There is a Polish saying, which says that when a guest in the house, God is in the house. In other words, treat this person as someone deserving of special treatment. Make him or her welcome in your home. My own parents continue to operate on this notion, as do their now grown children.

Increasingly, however, it seems that modern hosts are determined to exert the least effort possible in gathering people to their homes. "Party" used to mean that the person inviting you was going to provide food, drink and interesting company. Polite guests would generally bring along what was commonly referred to as the non-obligatory "host gift"- that is, a bottle of wine to augment the meal or perhaps a bouquet of flowers to brighten the room.

These days, invitations are issued via e-mail and usually, the party entails that the guests be responsible for their own food and/or drinks. Even in the most impoverished societies, people present a guest with the best they have, be it fresh milk from their one cow, freshly baked bread or even some homemade liquor they were saving for a special occasion. In these United States, financially comfortable people have no compunction about asking people to bring "whatever you want to drink," or even to provide all the courses ("potluck" is code for "bring your own everything." I've even been to parties where they don't have serving dishes!).

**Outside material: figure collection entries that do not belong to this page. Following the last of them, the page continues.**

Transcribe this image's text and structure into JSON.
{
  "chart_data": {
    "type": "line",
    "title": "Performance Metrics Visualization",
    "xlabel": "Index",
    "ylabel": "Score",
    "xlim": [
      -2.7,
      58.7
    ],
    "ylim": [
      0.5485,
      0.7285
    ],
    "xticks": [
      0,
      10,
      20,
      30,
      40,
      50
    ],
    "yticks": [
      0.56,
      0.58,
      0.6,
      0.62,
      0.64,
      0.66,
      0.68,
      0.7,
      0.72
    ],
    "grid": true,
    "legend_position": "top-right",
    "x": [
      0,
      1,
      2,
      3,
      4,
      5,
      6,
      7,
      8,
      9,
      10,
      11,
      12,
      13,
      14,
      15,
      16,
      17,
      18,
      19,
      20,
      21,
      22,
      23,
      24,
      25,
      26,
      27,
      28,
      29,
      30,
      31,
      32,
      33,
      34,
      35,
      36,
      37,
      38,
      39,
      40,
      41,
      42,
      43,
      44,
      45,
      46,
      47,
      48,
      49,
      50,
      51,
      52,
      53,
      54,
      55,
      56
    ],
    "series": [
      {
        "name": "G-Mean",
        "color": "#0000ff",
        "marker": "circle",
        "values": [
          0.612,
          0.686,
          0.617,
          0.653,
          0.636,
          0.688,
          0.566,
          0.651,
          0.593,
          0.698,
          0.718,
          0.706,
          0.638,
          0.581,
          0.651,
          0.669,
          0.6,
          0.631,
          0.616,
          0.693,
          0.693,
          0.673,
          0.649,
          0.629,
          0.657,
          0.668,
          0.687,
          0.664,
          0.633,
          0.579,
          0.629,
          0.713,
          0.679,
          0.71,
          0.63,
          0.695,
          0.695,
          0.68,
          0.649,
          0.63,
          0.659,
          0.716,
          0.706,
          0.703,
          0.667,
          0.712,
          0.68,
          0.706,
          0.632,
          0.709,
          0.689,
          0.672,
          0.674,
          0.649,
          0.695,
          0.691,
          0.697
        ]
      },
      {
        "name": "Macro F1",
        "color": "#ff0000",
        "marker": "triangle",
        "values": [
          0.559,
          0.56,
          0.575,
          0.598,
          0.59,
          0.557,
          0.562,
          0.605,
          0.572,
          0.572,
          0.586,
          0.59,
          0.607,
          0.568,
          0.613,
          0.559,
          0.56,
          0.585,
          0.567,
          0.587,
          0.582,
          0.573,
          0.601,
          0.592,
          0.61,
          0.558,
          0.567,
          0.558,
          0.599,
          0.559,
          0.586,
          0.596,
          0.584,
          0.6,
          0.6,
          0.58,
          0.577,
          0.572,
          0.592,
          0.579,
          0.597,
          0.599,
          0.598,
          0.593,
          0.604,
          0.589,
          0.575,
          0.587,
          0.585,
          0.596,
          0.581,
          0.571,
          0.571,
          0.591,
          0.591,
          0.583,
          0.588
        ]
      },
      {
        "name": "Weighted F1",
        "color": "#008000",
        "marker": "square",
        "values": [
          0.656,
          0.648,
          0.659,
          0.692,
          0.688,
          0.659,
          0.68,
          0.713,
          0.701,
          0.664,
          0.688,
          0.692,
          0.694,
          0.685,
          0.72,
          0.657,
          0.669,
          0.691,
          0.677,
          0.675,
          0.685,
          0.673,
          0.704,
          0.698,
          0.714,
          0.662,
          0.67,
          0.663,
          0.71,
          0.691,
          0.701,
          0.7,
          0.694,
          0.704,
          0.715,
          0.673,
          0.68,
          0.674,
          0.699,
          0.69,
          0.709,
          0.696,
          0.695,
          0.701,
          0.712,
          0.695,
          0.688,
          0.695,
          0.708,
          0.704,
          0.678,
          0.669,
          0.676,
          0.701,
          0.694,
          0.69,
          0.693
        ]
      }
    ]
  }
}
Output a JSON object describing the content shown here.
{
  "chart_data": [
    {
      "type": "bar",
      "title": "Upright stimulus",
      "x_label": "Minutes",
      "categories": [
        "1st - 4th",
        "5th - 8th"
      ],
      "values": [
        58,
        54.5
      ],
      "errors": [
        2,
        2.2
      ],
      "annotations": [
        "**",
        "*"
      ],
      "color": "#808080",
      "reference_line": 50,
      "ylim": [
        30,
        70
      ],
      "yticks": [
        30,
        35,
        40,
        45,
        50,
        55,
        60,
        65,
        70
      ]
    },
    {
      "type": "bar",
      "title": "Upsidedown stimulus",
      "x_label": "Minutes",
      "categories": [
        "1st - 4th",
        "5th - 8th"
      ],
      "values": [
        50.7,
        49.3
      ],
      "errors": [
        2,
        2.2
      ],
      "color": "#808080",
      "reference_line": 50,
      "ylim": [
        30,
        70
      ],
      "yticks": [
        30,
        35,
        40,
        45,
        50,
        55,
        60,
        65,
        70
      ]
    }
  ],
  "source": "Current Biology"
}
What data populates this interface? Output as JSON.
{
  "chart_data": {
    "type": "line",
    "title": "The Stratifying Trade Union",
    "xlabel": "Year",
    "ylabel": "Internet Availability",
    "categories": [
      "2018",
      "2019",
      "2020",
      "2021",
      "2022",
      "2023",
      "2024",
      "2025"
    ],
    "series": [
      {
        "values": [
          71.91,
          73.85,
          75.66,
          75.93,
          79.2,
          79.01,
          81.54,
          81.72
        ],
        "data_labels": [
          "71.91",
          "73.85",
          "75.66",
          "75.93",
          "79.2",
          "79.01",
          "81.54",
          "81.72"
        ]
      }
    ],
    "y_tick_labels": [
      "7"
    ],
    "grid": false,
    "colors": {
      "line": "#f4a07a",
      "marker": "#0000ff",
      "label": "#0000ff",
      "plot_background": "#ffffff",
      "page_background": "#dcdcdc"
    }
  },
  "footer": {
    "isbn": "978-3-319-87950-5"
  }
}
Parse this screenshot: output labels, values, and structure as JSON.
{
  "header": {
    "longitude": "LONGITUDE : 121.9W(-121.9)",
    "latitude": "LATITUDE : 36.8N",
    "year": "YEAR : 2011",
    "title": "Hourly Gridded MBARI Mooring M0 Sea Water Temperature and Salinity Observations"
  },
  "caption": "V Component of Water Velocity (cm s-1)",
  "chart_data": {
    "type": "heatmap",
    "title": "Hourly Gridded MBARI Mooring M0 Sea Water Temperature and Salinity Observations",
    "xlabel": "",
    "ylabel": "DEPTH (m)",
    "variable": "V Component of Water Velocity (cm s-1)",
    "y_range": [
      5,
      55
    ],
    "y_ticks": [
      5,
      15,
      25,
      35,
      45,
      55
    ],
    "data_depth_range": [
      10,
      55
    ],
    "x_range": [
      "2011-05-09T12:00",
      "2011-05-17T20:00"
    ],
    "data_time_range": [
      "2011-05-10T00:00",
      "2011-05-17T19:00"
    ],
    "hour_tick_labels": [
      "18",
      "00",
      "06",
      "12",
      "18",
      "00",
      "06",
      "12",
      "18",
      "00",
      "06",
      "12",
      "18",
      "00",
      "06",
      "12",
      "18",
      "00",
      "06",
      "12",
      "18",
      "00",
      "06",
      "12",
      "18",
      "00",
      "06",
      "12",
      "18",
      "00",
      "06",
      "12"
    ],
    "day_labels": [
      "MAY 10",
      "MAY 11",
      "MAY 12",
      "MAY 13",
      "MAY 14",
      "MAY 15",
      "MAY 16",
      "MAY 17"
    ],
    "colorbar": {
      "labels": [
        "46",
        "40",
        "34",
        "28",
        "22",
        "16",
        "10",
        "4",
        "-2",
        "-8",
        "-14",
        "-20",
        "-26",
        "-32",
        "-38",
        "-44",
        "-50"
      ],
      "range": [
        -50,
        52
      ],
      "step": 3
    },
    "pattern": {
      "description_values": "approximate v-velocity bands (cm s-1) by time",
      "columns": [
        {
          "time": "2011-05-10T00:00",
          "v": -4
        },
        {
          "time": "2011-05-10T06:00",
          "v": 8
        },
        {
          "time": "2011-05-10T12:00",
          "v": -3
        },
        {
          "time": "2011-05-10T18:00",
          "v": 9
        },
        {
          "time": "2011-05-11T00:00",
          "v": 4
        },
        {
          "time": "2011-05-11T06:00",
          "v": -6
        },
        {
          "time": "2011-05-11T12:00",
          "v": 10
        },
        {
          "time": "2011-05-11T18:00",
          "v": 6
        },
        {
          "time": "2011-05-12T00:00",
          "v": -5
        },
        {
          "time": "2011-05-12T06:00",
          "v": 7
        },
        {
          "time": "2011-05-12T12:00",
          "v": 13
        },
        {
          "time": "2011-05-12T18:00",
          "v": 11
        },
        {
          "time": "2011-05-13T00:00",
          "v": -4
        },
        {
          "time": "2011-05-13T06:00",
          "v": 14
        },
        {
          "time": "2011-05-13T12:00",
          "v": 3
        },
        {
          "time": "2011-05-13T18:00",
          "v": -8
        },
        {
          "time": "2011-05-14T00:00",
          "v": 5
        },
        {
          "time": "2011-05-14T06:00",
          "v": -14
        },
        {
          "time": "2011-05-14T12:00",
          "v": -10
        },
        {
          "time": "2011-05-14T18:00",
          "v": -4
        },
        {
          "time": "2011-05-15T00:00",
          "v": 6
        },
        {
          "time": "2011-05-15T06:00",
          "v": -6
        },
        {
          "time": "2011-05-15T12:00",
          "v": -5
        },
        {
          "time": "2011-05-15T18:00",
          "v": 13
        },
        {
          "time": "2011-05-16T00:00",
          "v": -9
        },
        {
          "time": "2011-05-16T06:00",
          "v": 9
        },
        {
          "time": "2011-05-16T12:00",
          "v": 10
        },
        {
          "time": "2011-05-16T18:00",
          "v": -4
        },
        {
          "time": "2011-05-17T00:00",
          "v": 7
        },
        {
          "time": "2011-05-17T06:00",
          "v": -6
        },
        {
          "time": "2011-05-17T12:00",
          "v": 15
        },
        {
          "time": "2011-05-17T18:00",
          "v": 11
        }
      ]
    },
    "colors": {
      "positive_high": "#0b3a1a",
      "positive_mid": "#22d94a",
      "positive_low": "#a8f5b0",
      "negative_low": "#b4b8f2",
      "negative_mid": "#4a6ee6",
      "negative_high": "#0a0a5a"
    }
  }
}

Is all this sheer laziness? Do these hosts think that people really prefer to buy and cook their own food and schlep it across town, when they could simply eat it in the comfort of their own homes? What's the alleged draw? So we can admire their new deck or suffer through their precocious 10-year-old's recitation of her tough school day? (Without little assignments to dole out hors d'oeuvres, the kids get bored really easily).

Miss Manners may still have all the answers but it seems as though people aren't listening. In this age of the iPod and online relationships, it seems that the concept of connection, in the form of politeness and protocol has all but vanished. The only parties deemed worthy of formal hospitality nowadays seem to be weddings and I'm sorry to say that this, too, probably has more to do with the laziness and greed that currently permeates our society. It says that the only time people are willing to host a gracious party is when there is the chance that the guests will pony up big presents. What happened to the collective enjoyment of good food, good wine and good company?

It's not too late to save what's left of American decorum. Throw a party soon and honor your guests by personalizing it and presenting them with all your best efforts. It doesn't have to be lavish. You don't have to present 10 courses. Just taking the time to care and connect with friends will mean so much to all of you in this plugged in, tuned out world.